Skip to content

utils.combine

Join H3 environmental grid with GBIF species observations.

Combine H3 geodata with processed GBIF observations.

Maps each GBIF record to its H3 cell and week, producing a combined parquet with per-week species lists and an accompanying taxonomy CSV.

Supports multiprocessing (--workers) to parallelize the expensive per-row H3 cell computation across CPU cores.

Classes

Functions

estimate_gzip_rows(file_path, sample_rows=10000)

Estimate total rows in a gzipped CSV by sampling compressed byte ratios.

combine_data(h3_path, gbif_path, output_path, resolution=None, workers=1, classes=None, taxonomy_path=None)

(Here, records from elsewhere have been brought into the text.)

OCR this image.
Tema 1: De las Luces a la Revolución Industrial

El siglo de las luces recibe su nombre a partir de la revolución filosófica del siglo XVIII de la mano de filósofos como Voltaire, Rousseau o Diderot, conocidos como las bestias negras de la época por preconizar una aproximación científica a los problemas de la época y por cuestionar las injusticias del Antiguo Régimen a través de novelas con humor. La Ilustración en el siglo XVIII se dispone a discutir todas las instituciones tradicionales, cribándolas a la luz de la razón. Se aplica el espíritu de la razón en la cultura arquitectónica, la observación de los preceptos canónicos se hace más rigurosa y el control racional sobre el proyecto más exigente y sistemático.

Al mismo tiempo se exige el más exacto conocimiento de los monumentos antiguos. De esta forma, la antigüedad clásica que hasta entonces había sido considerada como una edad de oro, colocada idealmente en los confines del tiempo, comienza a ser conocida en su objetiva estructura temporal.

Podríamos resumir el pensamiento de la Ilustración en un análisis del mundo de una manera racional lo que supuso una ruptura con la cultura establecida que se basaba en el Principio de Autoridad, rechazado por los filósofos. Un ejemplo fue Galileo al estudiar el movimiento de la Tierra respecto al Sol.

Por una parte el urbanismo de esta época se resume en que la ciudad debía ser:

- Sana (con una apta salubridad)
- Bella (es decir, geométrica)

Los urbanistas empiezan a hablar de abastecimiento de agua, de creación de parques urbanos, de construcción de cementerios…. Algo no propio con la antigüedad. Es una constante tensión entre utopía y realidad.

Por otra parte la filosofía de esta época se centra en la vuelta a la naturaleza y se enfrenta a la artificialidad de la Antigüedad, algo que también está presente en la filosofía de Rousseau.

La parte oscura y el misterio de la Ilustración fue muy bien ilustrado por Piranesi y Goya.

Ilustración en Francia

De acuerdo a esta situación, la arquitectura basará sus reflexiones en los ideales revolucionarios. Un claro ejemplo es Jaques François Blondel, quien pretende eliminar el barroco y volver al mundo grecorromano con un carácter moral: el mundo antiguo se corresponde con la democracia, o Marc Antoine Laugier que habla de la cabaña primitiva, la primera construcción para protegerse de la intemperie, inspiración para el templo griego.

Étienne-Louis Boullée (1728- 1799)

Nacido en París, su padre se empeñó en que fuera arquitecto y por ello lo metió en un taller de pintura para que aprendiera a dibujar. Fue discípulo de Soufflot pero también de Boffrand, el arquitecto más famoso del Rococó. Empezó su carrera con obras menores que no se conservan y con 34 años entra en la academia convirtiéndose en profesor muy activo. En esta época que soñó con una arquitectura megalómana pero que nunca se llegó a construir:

Combine H3 environmental data with GBIF occurrences.

Parameters:

Name Type Description Default
h3_path str

Path to H3 environmental GeoParquet.

required
gbif_path str

Path to processed GBIF CSV.

required
output_path str

Path for the combined output parquet.

required
resolution int | None

H3 resolution for mapping GBIF coordinates. If None (default), auto-detected from the H3 environmental data.

None
workers int

Number of parallel worker processes.

1
classes list | None

Taxonomic classes to include.

None
taxonomy_path str | None

Path to taxonomy CSV for species code resolution.

None